On display at Zarrow these days is a small artform usually never seen as more than a clipping from a newspaper. Political cartoons are seen by most as good for a giggle, but it is rare that they are taken as artfully, historically or even politically relevant. However, the Oklahoma Center for the Humanities had another take.

Their display insured that we left with this knowledge: there are enduring questions, conflicts and imaginings of the perfect America and many stereotypes we still must challenge, all of which can be looked at through “the Art of Politics.”

The display contained pieces from as early as 1869 to 2015 and contained historical greats like Thomas Nast, Charles Bush, Thomas Worth and J.J. Enright as well as the Tulsa World’s Bruce Plante.

A variety of issues were covered in just the small space that is Zarrow’s display area. One cartoon by Bruce Plante depicts two football helmets. The first is the Washington Redskins captioned, “unnecessarily offensive,” juxtaposed with a helmet with a Saltine on it for a team called the Washington Crackers simply captioned, “ditto.” This was the kind of simple yet thought-provoking humour that ran throughout the building.
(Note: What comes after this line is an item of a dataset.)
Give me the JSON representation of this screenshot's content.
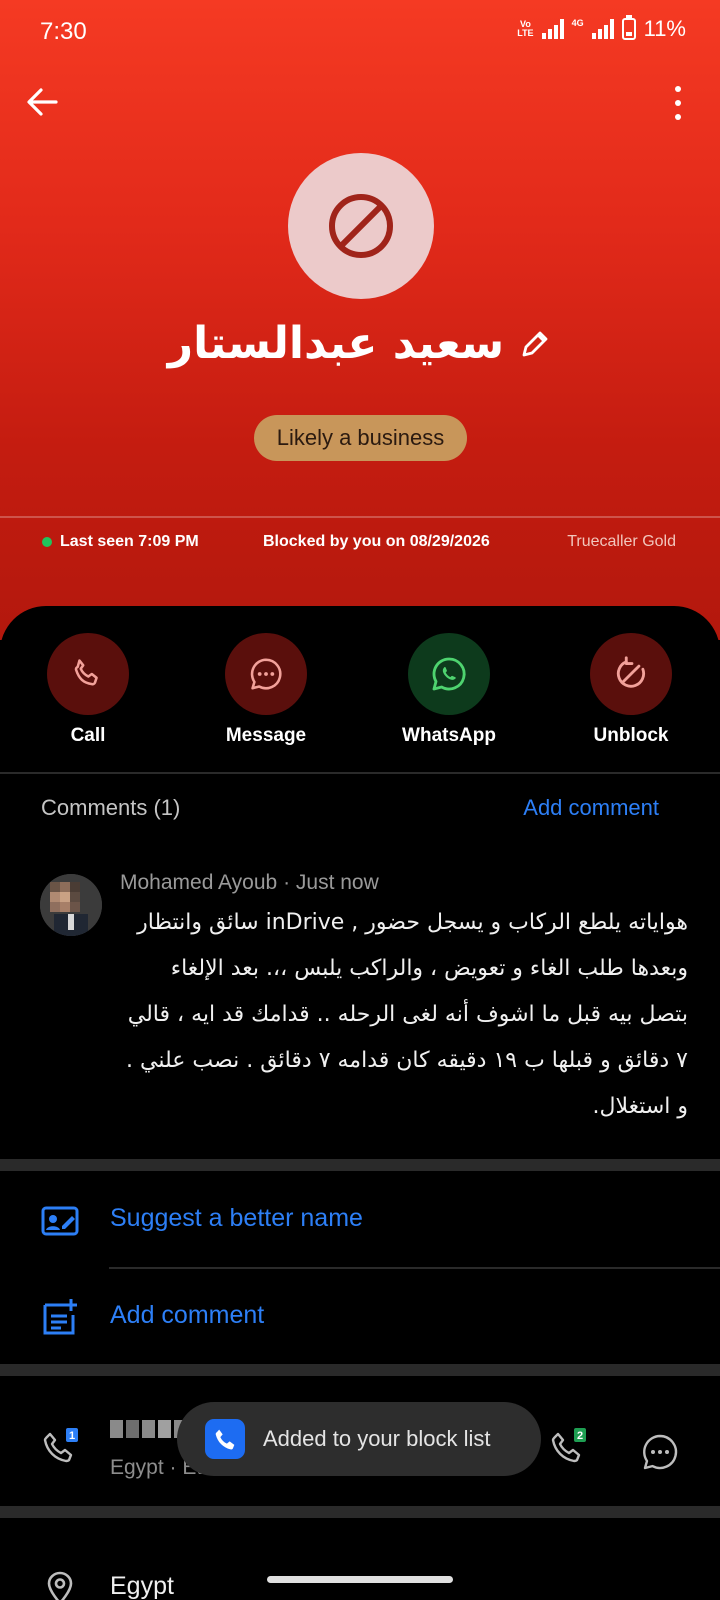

Unlike that piece, not all of them challenged stereotypes. One called, “Who Can Longer Doubt That Woman Rules the World?” by Thomas Worth in 1869 wields stereotypes as a weapon to make a satirical claim about the changing roles of women. It shows a woman helping her husband out of a carriage and expressing indignation with the driver for taking off before both of his feet were on the ground.

Another cartoon called “Sorosis,” by Charles Bush also poked fun at women by imagining a government being run only by them as mostly bickering and gossiping, with a few women nursing babies, painting or having tea.

The range of issues and opinions was impressive, and the display made an effort to explain the claims it made.

“If nothing else, history reminds us that many of the questions we debate so fiercely today are not ours alone, but instead make up part of a common past,” read one of the plaques.

A precursor to the artwork expressed the evolution of the debate about how democracy should balance the interests of the rich and poor alike.

Another plaque explained, “The deceptively simple format of the cartoon can often clarify the complexity of politics by starkly exaggerating our disagreements … the simplicity of the cartoon can speak eloquently to the sense of loss or terror that conflict evokes.”

A wounded teddy bear and a field of gravestones marked with the reasons a black person was shot by the police mark the painful and elegant way that political cartoons have been able to speak about tragedies when words fail.